Am Ende des Gottesdienstes verlas Julius von Jan eine Liste von Pfarrern, die mit Redeverbot oder Landesverweisung bestraft worden waren. Im Schlussgebet bat er, dass Gott „dem Führer und aller Obrigkeit den Geist der Buße schenken möge“.

 

Am 25. November 1938 wurde Julius von Jan von 200 SA-Leuten in Zivil, die mit Lastwagen aus Nürtingen und Kirchheim gekommen waren, vor seinem Pfarrhaus überfallen und schwer misshandelt. Man traktierte ihn, so erzählt er später, mit Fäusten, Stahlruten und Riemen. Anschließend kam er in das Gefängnis in Kirchheim/Teck. Da ihm die dortigen Richter und Wächter sowie die christliche Bevölkerung der Umgebung, wie er selbst in einem Lebensrückblick im Jahr 1960 schreibt, „allzu viel Sympathie bekundeten“, wurde er im Februar 1939 in ein Stuttgarter Gefängnis überführt.
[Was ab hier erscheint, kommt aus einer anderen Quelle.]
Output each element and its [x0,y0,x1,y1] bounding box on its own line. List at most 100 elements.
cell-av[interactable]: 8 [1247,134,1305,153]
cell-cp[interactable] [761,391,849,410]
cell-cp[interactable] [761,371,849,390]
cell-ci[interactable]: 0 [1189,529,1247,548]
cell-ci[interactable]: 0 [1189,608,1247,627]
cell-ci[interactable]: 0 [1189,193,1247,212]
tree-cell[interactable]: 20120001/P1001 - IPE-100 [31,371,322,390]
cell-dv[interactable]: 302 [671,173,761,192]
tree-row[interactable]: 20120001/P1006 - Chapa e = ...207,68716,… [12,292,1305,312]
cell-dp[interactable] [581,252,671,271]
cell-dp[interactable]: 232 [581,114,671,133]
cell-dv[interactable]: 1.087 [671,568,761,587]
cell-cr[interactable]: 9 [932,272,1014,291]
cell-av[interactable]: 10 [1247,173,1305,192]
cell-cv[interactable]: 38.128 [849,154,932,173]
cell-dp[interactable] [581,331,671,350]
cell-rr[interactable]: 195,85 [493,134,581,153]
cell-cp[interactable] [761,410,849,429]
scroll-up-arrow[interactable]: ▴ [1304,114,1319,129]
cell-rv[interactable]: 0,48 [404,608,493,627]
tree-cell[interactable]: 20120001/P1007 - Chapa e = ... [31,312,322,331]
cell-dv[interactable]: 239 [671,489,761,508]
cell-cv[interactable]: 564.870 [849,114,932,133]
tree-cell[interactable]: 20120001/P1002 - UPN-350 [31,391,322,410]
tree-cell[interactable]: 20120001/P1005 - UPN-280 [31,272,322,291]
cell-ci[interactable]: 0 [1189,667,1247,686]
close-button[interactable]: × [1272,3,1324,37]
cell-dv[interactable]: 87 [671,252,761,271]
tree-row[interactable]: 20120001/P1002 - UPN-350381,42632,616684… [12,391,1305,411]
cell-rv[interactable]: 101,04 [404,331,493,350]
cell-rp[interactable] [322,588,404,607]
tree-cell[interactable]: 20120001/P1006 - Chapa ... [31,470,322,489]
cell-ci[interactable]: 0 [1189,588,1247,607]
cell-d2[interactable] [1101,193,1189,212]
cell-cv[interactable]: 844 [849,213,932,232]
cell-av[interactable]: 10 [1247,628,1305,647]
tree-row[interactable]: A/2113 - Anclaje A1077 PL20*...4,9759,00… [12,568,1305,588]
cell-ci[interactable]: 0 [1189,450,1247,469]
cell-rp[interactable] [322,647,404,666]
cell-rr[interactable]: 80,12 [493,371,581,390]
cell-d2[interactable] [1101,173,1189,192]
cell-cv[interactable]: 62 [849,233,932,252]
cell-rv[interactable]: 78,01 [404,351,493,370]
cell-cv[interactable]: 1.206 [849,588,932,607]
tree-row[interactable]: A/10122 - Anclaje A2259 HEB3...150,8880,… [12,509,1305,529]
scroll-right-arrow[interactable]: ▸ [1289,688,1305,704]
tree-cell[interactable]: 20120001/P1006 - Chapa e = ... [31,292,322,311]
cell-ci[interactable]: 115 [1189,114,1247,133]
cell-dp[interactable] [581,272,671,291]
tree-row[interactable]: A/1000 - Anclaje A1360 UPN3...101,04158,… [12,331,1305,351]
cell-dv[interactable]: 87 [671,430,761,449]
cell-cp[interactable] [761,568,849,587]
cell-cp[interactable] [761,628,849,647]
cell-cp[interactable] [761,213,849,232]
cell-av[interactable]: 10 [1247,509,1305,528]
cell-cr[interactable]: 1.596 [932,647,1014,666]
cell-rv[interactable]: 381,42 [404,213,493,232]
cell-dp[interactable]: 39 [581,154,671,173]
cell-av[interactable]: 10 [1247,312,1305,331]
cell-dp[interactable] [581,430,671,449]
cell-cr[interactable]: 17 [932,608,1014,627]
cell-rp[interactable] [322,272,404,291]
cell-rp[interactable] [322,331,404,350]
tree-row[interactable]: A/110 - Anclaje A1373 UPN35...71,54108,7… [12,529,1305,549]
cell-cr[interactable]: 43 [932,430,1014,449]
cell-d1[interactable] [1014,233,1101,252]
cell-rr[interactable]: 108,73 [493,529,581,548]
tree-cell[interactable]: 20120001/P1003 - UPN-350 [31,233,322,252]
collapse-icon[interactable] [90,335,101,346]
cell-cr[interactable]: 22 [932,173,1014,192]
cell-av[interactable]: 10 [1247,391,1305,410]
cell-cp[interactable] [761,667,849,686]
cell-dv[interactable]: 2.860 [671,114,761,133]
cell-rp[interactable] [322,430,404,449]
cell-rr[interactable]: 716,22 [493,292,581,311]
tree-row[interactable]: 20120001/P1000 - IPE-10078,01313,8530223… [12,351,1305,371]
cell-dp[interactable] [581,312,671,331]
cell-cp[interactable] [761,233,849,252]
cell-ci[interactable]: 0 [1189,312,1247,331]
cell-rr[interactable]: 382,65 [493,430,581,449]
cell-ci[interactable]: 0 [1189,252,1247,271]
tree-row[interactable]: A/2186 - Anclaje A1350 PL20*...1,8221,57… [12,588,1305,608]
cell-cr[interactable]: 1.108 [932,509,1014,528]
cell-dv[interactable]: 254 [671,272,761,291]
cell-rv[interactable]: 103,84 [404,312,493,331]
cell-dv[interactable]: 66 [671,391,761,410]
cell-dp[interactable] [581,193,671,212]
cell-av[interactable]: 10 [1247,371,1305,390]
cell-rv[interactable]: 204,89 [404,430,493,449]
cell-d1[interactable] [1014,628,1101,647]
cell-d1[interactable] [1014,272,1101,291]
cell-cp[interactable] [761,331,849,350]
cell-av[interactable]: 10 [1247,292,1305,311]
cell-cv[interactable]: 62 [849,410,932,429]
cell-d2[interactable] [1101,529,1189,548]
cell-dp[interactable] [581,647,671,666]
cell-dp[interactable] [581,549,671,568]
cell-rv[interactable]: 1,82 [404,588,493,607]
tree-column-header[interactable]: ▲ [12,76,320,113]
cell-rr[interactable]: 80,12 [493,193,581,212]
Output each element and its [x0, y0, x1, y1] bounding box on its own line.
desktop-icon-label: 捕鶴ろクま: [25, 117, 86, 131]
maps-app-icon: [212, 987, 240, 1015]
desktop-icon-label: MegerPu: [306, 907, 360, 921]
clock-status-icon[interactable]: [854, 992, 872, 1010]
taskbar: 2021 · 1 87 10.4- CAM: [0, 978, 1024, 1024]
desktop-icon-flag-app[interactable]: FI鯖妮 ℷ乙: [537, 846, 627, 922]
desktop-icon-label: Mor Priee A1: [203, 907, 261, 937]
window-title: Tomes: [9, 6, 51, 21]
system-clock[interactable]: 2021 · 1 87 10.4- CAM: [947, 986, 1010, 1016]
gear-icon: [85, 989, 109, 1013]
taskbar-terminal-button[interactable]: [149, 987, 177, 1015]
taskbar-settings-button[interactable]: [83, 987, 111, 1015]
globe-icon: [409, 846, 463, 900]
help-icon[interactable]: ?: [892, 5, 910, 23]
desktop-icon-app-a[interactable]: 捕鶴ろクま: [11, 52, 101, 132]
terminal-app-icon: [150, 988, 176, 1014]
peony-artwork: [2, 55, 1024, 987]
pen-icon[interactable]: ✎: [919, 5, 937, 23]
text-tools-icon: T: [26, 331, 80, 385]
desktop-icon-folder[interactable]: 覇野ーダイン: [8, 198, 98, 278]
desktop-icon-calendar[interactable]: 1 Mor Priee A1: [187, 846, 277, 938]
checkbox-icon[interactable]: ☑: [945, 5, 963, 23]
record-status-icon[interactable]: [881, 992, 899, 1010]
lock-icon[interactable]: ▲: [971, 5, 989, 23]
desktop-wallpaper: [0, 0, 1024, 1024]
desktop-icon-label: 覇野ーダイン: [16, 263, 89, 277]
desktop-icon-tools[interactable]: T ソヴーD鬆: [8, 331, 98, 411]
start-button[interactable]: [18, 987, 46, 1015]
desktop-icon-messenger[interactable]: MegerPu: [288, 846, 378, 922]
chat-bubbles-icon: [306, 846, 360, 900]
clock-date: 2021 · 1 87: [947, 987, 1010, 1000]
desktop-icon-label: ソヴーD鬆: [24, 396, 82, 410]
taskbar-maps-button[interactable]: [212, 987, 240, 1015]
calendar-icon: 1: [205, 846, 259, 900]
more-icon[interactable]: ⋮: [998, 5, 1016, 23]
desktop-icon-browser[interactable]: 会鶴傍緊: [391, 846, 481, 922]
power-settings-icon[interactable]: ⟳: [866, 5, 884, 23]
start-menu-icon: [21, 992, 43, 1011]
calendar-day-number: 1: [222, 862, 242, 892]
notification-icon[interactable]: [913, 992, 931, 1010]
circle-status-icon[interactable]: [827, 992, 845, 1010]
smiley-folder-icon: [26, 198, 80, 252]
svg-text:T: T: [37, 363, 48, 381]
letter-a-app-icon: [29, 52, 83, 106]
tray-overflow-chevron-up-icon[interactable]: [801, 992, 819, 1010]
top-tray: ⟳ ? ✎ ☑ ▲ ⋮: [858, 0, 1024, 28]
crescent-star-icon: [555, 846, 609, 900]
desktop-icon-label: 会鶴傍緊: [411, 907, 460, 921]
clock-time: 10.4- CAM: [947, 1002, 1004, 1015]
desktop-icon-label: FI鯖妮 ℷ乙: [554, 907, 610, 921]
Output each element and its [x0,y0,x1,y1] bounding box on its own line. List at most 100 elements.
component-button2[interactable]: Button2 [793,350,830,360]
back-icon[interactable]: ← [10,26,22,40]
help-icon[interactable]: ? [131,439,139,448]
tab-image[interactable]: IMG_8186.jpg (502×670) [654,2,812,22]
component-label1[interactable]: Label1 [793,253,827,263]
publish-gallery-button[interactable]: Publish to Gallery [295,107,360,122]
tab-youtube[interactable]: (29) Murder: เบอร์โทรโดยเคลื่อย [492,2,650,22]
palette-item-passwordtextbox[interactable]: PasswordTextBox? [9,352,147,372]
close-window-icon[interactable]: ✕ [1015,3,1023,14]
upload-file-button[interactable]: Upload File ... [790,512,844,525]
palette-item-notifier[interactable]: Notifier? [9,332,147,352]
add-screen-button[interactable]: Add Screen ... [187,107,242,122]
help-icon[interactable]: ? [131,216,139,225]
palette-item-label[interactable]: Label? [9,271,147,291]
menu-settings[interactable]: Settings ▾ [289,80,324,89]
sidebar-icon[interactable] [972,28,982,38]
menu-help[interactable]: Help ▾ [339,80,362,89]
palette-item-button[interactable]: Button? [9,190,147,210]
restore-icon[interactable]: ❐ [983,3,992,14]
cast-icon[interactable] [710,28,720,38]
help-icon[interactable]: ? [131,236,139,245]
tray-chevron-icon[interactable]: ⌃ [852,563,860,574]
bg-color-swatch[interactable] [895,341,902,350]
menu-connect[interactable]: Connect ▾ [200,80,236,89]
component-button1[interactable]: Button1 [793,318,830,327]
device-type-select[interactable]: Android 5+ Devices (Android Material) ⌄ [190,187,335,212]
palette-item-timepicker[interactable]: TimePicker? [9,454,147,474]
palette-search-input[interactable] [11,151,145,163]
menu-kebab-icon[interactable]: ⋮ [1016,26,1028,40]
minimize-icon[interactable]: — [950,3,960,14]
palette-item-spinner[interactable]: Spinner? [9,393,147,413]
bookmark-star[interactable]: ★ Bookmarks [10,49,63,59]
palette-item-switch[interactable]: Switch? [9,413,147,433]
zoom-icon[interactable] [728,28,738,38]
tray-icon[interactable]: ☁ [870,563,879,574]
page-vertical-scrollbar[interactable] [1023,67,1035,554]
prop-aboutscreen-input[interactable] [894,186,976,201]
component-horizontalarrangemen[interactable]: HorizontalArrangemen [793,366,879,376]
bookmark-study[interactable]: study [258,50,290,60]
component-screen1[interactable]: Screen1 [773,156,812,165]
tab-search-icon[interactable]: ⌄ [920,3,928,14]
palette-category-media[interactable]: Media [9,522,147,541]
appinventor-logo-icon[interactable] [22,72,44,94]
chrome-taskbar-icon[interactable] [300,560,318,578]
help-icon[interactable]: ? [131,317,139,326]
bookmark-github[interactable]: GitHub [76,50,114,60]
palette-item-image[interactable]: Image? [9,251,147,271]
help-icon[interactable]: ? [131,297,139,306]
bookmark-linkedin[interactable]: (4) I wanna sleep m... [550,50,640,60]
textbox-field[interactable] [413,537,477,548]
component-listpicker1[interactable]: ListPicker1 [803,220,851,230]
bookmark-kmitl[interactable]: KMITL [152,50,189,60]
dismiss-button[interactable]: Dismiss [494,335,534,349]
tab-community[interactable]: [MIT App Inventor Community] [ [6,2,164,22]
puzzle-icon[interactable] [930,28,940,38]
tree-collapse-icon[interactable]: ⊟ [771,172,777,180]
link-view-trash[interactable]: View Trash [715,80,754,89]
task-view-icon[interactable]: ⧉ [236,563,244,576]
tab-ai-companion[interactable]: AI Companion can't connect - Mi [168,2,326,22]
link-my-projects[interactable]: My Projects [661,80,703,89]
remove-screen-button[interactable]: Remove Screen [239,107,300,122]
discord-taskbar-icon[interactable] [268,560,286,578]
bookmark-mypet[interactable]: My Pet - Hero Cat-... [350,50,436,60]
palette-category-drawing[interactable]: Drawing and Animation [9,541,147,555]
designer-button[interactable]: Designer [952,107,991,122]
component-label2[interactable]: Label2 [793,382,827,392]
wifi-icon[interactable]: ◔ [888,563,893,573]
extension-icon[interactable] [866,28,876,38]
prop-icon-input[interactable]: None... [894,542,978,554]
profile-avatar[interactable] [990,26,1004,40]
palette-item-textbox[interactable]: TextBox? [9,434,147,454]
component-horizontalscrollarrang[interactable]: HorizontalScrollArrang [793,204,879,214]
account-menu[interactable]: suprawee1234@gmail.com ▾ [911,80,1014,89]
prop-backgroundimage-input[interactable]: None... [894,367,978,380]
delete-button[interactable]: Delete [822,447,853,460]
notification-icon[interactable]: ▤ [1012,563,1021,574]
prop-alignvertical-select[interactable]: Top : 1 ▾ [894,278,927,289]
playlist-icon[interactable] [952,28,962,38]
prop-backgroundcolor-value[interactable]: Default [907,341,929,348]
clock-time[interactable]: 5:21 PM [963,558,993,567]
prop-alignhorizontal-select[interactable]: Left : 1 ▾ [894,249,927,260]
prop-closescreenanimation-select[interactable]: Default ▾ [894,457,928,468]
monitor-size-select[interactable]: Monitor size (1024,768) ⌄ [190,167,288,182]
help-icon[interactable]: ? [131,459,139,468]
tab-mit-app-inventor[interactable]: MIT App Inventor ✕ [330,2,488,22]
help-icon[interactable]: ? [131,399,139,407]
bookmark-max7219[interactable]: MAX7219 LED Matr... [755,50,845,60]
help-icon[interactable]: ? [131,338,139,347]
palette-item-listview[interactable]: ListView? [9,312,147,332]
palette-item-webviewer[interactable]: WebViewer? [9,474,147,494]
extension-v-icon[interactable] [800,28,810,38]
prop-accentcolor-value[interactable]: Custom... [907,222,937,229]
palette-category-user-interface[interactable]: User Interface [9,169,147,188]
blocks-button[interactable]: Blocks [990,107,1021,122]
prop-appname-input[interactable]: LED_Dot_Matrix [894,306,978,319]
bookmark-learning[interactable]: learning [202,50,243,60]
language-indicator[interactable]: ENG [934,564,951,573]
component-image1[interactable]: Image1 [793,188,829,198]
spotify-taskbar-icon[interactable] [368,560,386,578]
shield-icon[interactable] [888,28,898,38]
Im März geriet er aus dem Gewahrsam der Justiz in Gestapo-Haft.  Mitte April wurde er aus Württemberg ausgewiesen.

 

Am 15. November 1939 wurde von Jan aufgrund des „Heimtückegesetzes“ von einem Stuttgarter Sondergericht zu 16 Monaten Gefängnis verurteilt. Anfang Juni 1943 wurde der Geistliche zum Kriegsdienst eingezogen. Mitte 1943 schickte man ihn als Artillerist in einer Strafkompanie nach Russland und die Ukraine. Dort erkrankte er schwer. Auch als Soldat stand er, wie er selbst berichtet, bis zum 8. Mai 1945 "unter ständiger Kontrolle der NSDAP".

 

Im September 1945 kehrt Julius von Jan, gesundheitlich schwer angeschlagen, mit seiner Familie nach Oberlenningen zurück. In Stuttgart-Zuffenhausen übernahm er 1949 seine letzte Gemeinde. Ab Januar 1958 ist er arbeitsunfähig. Er stirbt 1964 im Alter von 67 Jahren.